Elevated error rate and latency in Agent API

Incident Report for Buildkite

Postmortem

Service Impact

Elevated error rate and elevated latency when creating, retrieving, or updating artifacts in the Agent API, REST or GraphQL APIs, or web interface.

Incident Summary

We store metadata for all uploaded artifacts in a managed RDS PostgreSQL database.

Beginning from around 18:55 UTC, the performance of queries to that database degraded due to a hardware failure, and it started to fail over to its replica at 19:02 UTC, finishing at 19:06 UTC. It then took until 19:14 to catch up on the transaction log.

Hardware issues and failovers are expected, however performance was still unexpectedly poor.
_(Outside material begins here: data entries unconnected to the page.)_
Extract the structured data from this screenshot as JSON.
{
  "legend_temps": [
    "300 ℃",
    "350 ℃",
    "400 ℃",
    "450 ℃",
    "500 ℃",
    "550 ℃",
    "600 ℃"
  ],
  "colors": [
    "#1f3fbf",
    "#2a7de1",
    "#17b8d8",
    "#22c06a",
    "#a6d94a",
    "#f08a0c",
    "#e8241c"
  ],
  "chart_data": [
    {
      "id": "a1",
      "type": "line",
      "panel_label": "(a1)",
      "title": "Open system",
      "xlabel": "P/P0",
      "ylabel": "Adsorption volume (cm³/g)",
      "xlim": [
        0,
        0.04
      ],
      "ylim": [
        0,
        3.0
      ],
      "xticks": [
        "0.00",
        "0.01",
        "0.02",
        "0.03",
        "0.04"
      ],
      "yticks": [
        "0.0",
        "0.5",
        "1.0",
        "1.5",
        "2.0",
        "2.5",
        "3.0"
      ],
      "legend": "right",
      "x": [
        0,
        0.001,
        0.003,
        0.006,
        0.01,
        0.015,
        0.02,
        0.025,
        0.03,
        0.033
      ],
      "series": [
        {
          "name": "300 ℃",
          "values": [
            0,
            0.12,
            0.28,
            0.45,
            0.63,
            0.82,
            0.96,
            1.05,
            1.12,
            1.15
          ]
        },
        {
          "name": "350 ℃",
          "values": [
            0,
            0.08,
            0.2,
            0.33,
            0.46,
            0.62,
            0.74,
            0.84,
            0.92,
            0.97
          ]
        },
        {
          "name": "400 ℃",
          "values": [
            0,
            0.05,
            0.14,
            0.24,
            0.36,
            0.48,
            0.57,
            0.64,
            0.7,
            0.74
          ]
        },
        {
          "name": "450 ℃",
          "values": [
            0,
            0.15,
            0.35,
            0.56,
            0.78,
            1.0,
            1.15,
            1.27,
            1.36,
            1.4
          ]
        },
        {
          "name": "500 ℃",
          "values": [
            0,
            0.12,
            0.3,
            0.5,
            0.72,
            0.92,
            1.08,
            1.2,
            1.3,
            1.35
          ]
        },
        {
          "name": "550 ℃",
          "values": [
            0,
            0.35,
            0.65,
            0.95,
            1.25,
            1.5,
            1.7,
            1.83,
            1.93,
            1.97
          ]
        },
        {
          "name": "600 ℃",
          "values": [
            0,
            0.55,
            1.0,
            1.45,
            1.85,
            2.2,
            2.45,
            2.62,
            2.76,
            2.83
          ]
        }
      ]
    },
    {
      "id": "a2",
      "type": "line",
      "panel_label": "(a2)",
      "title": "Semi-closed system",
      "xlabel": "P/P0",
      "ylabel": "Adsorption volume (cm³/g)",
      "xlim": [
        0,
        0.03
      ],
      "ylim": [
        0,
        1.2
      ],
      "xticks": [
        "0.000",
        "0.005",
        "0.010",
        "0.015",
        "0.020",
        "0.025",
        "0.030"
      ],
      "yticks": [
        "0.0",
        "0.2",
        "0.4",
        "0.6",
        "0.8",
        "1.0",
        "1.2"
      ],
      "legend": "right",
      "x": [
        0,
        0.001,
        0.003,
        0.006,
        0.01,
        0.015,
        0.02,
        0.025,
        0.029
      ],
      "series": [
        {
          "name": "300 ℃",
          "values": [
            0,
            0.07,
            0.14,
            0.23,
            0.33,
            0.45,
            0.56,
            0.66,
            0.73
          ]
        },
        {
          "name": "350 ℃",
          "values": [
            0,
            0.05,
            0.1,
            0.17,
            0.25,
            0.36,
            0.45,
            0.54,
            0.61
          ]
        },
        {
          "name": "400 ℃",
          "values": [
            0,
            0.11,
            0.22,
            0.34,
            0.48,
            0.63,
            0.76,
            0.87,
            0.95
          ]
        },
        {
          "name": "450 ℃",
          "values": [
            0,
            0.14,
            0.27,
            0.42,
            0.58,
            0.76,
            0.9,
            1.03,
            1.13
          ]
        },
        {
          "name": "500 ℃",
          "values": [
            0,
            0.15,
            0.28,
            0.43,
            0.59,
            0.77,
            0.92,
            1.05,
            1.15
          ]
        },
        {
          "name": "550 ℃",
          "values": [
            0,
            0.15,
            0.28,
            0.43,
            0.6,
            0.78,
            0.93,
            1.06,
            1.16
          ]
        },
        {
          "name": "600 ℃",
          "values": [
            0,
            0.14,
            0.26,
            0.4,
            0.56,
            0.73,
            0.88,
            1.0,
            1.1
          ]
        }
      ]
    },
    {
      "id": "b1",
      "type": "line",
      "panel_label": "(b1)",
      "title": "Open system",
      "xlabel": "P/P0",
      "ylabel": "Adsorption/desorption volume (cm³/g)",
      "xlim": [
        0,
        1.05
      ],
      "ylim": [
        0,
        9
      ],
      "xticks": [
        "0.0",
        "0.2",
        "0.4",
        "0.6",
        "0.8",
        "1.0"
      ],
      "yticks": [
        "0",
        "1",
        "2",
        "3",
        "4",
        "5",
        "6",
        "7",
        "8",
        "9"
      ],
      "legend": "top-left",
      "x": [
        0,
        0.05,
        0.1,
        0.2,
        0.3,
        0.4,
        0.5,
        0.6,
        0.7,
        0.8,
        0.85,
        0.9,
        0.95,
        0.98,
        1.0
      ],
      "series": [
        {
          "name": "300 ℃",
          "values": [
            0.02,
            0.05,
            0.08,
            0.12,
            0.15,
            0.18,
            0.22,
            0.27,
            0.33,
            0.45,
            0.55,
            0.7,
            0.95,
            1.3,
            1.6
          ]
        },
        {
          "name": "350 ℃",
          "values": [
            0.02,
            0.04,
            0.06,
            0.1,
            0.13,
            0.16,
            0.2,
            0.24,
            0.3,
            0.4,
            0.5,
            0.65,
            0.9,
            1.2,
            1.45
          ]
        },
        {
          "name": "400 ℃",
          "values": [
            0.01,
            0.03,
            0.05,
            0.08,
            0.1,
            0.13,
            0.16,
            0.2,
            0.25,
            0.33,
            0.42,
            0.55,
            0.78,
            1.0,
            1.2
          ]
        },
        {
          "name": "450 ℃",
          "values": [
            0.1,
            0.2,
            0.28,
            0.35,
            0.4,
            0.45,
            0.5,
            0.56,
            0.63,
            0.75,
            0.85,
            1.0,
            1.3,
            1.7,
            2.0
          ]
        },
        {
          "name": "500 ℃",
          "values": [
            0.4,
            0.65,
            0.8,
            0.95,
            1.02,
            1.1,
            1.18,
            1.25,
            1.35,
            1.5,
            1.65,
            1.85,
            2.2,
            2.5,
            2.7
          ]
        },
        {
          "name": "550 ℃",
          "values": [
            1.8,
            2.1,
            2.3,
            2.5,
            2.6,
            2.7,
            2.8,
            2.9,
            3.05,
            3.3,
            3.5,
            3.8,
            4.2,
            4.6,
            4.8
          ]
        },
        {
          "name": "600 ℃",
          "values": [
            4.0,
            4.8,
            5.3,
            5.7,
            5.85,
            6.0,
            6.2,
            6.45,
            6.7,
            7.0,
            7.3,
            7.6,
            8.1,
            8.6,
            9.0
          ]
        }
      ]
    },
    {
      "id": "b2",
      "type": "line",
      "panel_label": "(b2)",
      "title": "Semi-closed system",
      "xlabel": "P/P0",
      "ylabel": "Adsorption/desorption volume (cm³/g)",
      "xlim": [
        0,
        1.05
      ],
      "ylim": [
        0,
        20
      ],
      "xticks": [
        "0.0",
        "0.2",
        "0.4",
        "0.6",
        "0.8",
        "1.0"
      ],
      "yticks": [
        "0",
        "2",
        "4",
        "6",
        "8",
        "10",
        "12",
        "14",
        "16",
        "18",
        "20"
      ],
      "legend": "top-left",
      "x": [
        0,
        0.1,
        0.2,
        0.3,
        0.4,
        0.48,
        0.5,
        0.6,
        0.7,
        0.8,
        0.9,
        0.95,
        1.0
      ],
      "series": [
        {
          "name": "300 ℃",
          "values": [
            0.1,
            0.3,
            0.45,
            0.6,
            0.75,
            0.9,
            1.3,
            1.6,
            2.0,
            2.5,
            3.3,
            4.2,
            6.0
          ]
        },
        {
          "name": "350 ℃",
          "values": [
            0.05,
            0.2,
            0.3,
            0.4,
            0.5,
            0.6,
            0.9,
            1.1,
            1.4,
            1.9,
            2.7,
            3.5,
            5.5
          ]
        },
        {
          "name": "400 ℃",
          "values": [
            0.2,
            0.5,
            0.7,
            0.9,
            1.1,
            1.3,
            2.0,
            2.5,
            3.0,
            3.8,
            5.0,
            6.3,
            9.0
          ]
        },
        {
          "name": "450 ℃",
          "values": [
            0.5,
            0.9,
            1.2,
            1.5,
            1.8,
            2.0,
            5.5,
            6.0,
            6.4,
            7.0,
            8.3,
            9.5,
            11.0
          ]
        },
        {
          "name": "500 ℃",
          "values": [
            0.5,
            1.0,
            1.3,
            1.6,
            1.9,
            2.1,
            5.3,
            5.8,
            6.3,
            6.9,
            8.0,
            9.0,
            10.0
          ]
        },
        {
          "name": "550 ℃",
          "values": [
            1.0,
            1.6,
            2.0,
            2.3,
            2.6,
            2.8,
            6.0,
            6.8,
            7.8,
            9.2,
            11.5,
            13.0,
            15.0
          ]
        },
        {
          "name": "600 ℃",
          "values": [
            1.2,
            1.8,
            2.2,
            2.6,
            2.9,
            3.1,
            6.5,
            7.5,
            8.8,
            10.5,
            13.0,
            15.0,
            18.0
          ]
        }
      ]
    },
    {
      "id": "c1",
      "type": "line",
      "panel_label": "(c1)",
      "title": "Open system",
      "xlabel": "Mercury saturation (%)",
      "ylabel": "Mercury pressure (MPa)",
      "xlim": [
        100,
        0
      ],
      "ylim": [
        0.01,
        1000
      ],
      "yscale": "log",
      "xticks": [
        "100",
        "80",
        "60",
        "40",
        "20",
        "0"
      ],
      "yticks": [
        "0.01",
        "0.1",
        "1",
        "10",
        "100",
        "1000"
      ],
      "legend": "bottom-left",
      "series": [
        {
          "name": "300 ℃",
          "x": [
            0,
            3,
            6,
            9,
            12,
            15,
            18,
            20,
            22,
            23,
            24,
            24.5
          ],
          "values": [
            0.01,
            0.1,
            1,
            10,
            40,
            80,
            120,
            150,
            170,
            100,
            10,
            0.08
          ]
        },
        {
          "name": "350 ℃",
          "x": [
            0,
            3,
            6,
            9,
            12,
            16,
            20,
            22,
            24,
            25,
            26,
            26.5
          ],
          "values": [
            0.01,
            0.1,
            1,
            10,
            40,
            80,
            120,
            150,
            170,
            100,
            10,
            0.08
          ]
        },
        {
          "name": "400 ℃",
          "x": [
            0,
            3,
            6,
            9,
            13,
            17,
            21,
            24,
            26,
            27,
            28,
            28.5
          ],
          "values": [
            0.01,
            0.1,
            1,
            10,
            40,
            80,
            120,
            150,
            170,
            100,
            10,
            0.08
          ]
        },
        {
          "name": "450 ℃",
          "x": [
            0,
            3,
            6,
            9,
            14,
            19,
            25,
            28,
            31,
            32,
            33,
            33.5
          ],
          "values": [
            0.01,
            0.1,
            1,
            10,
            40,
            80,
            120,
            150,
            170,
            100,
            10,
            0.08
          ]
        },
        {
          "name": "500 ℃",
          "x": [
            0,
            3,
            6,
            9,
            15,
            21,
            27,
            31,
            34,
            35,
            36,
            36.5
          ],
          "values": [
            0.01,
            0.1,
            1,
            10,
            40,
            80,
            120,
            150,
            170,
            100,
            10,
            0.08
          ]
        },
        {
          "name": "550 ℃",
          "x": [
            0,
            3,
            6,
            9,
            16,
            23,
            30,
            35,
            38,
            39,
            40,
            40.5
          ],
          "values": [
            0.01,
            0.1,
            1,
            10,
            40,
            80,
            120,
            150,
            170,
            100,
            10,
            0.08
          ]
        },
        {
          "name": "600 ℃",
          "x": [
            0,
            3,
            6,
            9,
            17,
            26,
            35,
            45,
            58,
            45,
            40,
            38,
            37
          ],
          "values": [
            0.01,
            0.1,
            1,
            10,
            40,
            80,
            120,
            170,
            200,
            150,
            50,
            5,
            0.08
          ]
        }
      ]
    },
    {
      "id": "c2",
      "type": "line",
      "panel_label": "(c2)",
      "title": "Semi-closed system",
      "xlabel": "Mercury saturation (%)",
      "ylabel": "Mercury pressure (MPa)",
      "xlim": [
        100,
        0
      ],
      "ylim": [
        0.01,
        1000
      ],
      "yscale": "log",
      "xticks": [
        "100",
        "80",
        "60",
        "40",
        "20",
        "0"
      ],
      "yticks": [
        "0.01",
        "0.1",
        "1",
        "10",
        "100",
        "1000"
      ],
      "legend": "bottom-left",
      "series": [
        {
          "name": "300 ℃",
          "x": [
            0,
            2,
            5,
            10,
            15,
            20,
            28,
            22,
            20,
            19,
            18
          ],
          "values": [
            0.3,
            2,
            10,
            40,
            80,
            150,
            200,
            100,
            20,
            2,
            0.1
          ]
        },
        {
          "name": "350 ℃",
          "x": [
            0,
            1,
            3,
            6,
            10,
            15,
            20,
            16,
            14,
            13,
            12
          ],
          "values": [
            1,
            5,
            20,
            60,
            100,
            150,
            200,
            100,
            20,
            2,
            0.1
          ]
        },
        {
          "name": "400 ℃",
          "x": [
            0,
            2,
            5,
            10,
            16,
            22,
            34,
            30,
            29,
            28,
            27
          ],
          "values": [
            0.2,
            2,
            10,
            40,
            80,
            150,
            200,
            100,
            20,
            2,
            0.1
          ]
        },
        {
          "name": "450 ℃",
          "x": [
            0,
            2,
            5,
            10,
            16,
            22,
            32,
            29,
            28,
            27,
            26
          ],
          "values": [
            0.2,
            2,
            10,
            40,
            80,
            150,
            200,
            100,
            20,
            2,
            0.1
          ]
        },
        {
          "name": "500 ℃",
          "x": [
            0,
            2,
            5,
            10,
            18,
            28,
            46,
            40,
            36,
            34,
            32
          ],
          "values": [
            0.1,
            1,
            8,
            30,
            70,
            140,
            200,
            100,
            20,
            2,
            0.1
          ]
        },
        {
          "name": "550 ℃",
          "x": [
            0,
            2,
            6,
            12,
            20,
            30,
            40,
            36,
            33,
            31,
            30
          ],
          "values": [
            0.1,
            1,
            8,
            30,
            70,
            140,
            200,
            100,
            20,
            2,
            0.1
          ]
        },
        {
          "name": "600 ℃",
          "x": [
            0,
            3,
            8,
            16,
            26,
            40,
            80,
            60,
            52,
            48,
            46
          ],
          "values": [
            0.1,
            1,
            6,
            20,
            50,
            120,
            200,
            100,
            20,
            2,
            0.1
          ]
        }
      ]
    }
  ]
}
We discovered that due to an unclean shutdown, all statistics counters were reset, resulting in very inefficient query plans. At 19:47 we manually ran an ANALYZE command and query performance was restored to normal levels.

Changes we're making

We have since switched artifact metadata storage to a partitioned table, such that each partition only stores a few days worth of data. As well as improving day-to-day query performance, we expect this will improve time to recovery after any future failover.

We have also updated our runsheet for a database failover to ensure statistics are regenerated.

Posted Jul 17, 2024 - 05:00 UTC

Resolved

Latency and error rates of the Agent API have recovered after a database failover.

Posted Jun 26, 2024 - 20:23 UTC

Monitoring

Latency of the Agent API has recovered after a database failover, we are continuing to monitor performance after this change.

Posted Jun 26, 2024 - 20:03 UTC

Update

We are continuing to investigate the root cause for the spikes in latency with Agent API

Posted Jun 26, 2024 - 19:44 UTC

Update

Latency of Agent API is back to normal. We are continuing to investigate the root cause of the issue

Posted Jun 26, 2024 - 19:29 UTC

Investigating

We've detected a higher than normal latency and error rate in our Agent API, we are investigating.

Posted Jun 26, 2024 - 19:15 UTC

This incident affected: Agent API and Job Queue.